Where the film stumbles is in the machinery connecting its set pieces. The screenplay, by Greg Russo and Dave Callaham, is occupied primarily with assembling its ensemble – a round-up-the-gang structure that prioritizes introduction over development and leaves several characters feeling more like placeholders awaiting a sequel than fully realized presences in their own right. Sonya Blade in particular, played capably by Jessica McNamee, deserves considerably more than she is given.
These are the limitations of a franchise-builder rather than a self-contained film – a first chapter that is more interested in establishing the world than in fully inhabiting it. In that respect, the 2021 iteration of Mortal Kombat is precisely what it set out to be: a confident, R-rated foundation for something larger. And with the sequel now arriving – shifting focus to Johnny Cage, the franchise’s most flamboyant personality, in what may signal a rotating ensemble approach across this entire series – that foundation has genuine potential to support something even better than what it has produced so far.
What 2021’s Mortal Kombat ultimately achieved was something that its 1990s predecessors, for all their nostalgic charm, never quite managed: a film that works on its own terms rather than simply on the forgiving terms of “good for a video game movie.” It is imperfect, sometimes clumsy, and occasionally more interested in its own mythology than in the audience it is asking to care about that mythology.

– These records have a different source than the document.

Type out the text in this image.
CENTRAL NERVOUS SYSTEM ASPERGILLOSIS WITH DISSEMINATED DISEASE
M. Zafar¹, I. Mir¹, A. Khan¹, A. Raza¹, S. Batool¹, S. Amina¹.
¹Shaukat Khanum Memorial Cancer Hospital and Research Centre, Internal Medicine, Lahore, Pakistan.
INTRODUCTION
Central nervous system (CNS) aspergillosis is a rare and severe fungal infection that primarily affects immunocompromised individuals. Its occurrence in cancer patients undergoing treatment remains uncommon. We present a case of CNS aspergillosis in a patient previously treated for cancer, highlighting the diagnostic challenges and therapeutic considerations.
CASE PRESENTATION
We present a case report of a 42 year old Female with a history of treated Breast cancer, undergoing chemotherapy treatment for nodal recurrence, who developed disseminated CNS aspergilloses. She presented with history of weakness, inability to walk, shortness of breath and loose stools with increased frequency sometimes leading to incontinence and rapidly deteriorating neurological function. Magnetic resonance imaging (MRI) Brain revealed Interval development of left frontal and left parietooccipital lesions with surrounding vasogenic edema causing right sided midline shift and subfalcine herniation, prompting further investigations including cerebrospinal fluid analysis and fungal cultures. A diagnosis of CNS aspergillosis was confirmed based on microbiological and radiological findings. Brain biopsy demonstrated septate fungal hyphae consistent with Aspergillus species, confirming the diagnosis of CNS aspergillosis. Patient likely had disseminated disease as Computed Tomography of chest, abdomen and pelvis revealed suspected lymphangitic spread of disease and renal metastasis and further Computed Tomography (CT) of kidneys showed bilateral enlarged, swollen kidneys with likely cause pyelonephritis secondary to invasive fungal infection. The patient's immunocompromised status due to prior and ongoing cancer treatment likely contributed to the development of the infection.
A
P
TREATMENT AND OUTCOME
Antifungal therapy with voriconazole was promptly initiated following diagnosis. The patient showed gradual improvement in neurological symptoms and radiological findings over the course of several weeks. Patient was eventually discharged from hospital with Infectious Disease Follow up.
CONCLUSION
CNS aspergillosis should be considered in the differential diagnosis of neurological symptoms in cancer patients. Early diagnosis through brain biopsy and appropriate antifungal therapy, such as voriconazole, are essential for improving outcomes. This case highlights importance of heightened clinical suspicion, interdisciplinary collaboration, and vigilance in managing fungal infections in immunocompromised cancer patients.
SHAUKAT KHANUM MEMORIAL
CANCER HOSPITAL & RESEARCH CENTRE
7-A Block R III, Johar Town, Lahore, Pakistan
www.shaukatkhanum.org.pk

But it is also genuinely exciting in ways that matter. It takes its source material seriously without losing its sense of humor about how seriously its source material should be taken, and it delivers, with considerable gusto, exactly what it promises. And in a franchise built on the spectacle of the finishing move, knowing exactly what you are and committing to it fully is its own kind of flawless victory.